IMO this is too far: wp_die( int $response_code = 500 )
I'd be worried about it giving unexpected behaviour, e.g.:
wp_die( $request->error_message ); // could unknowingly be an int, and do something unexpected
.
+1 for nacin's patch.
#23
follow-up:
↓ 28
@
10 years ago
- Keywords has-patch needs-docs added; needs-patch dev-feedback removed
- Milestone changed from Future Release to 4.1
- Version changed from 2.8.3 to 2.7
I think this is fine because it changes the signature of wp_die()
but doesn't change it for the various die handler callbacks.
I agree with Joe, wp_die( int $response_code = 500 )
would mean introducing a default error message and we don't want to encourage people to avoid providing their own.
While we're at it, the inline docs for _default_wp_die_handler()

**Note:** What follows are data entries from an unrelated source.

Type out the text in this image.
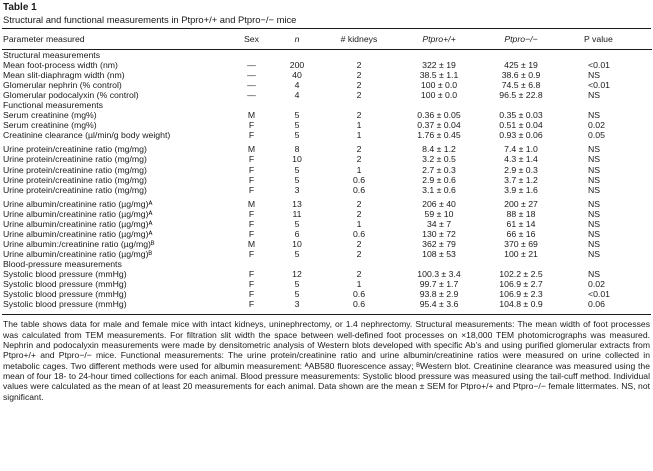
Table 1
Structural and functional measurements in Ptpro+/+ and Ptpro−/− mice
Parameter measured	Sex	n	# kidneys	Ptpro+/+	Ptpro−/−	P value

Structural measurements						
Mean foot-process width (nm)	—	200	2	322 ± 19	425 ± 19	<0.01
Mean slit-diaphragm width (nm)	—	40	2	38.5 ± 1.1	38.6 ± 0.9	NS
Glomerular nephrin (% control)	—	4	2	100 ± 0.0	74.5 ± 6.8	<0.01
Glomerular podocalyxin (% control)	—	4	2	100 ± 0.0	96.5 ± 22.8	NS
Functional measurements						
Serum creatinine (mg%)	M	5	2	0.36 ± 0.05	0.35 ± 0.03	NS
Serum creatinine (mg%)	F	5	1	0.37 ± 0.04	0.51 ± 0.04	0.02
Creatinine clearance (µl/min/g body weight)	F	5	1	1.76 ± 0.45	0.93 ± 0.06	0.05

Urine protein/creatinine ratio (mg/mg)	M	8	2	8.4 ± 1.2	7.4 ± 1.0	NS
Urine protein/creatinine ratio (mg/mg)	F	10	2	3.2 ± 0.5	4.3 ± 1.4	NS
Urine protein/creatinine ratio (mg/mg)	F	5	1	2.7 ± 0.3	2.9 ± 0.3	NS
Urine protein/creatinine ratio (mg/mg)	F	5	0.6	2.9 ± 0.6	3.7 ± 1.2	NS
Urine protein/creatinine ratio (mg/mg)	F	3	0.6	3.1 ± 0.6	3.9 ± 1.6	NS

Urine albumin/creatinine ratio (µg/mg)ᴬ	M	13	2	206 ± 40	200 ± 27	NS
Urine albumin/creatinine ratio (µg/mg)ᴬ	F	11	2	59 ± 10	88 ± 18	NS
Urine albumin/creatinine ratio (µg/mg)ᴬ	F	5	1	34 ± 7	61 ± 14	NS
Urine albumin/creatinine ratio (µg/mg)ᴬ	F	6	0.6	130 ± 72	66 ± 16	NS
Urine albumin:/creatinine ratio (µg/mg)ᴮ	M	10	2	362 ± 79	370 ± 69	NS
Urine albumin/creatinine ratio (µg/mg)ᴮ	F	5	2	108 ± 53	100 ± 21	NS
Blood-pressure measurements						
Systolic blood pressure (mmHg)	F	12	2	100.3 ± 3.4	102.2 ± 2.5	NS
Systolic blood pressure (mmHg)	F	5	1	99.7 ± 1.7	106.9 ± 2.7	0.02
Systolic blood pressure (mmHg)	F	5	0.6	93.8 ± 2.9	106.9 ± 2.3	<0.01
Systolic blood pressure (mmHg)	F	3	0.6	95.4 ± 3.6	104.8 ± 0.9	0.06
The table shows data for male and female mice with intact kidneys, uninephrectomy, or 1.4 nephrectomy. Structural measurements: The mean width of foot processes was calculated from TEM measurements. For filtration slit width the space between well-defined foot processes on ×18,000 TEM photomicrographs was measured. Nephrin and podocalyxin measurements were made by densitometric analysis of Western blots developed with specific Ab’s and using purified glomerular extracts from Ptpro+/+ and Ptpro−/− mice. Functional measurements: The urine protein/creatinine ratio and urine albumin/creatinine ratios were measured on urine collected in metabolic cages. Two different methods were used for albumin measurement: ᴬAB580 fluorescence assay; ᴮWestern blot. Creatinine clearance was measured using the mean of four 18- to 24-hour timed collections for each animal. Blood pressure measurements: Systolic blood pressure was measured using the tail-cuff method. Individual values were calculated as the mean of at least 20 measurements for each animal. Data shown are the mean ± SEM for Ptpro+/+ and Ptpro−/− female littermates. NS, not significant.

need updating because $message
can be a WP_Error
.
#28
in reply to:
↑ 23
@
10 years ago
This was mostly joehoyle's leg work and initial patch, props (and thanks) joe!
Replying to joehoyle:
could unknowingly be an int, and do something unexpected
FWIW, I agree this could be awkward, but this is also precisely how die/exit already work, in that they are exit codes when they are ints.
Replying to johnbillion:
would mean introducing a default error message and we don't want to encourage people to avoid providing their own.
OK, that argument definitely resonates with me. Carry on!
Looking at http://www.owasp.org/index.php/Category:OWASP_ModSecurity_Core_Rule_Set_Project#tab=About these rules are only Alpha quality.
Do you have more info on what the rule is trying to prevent?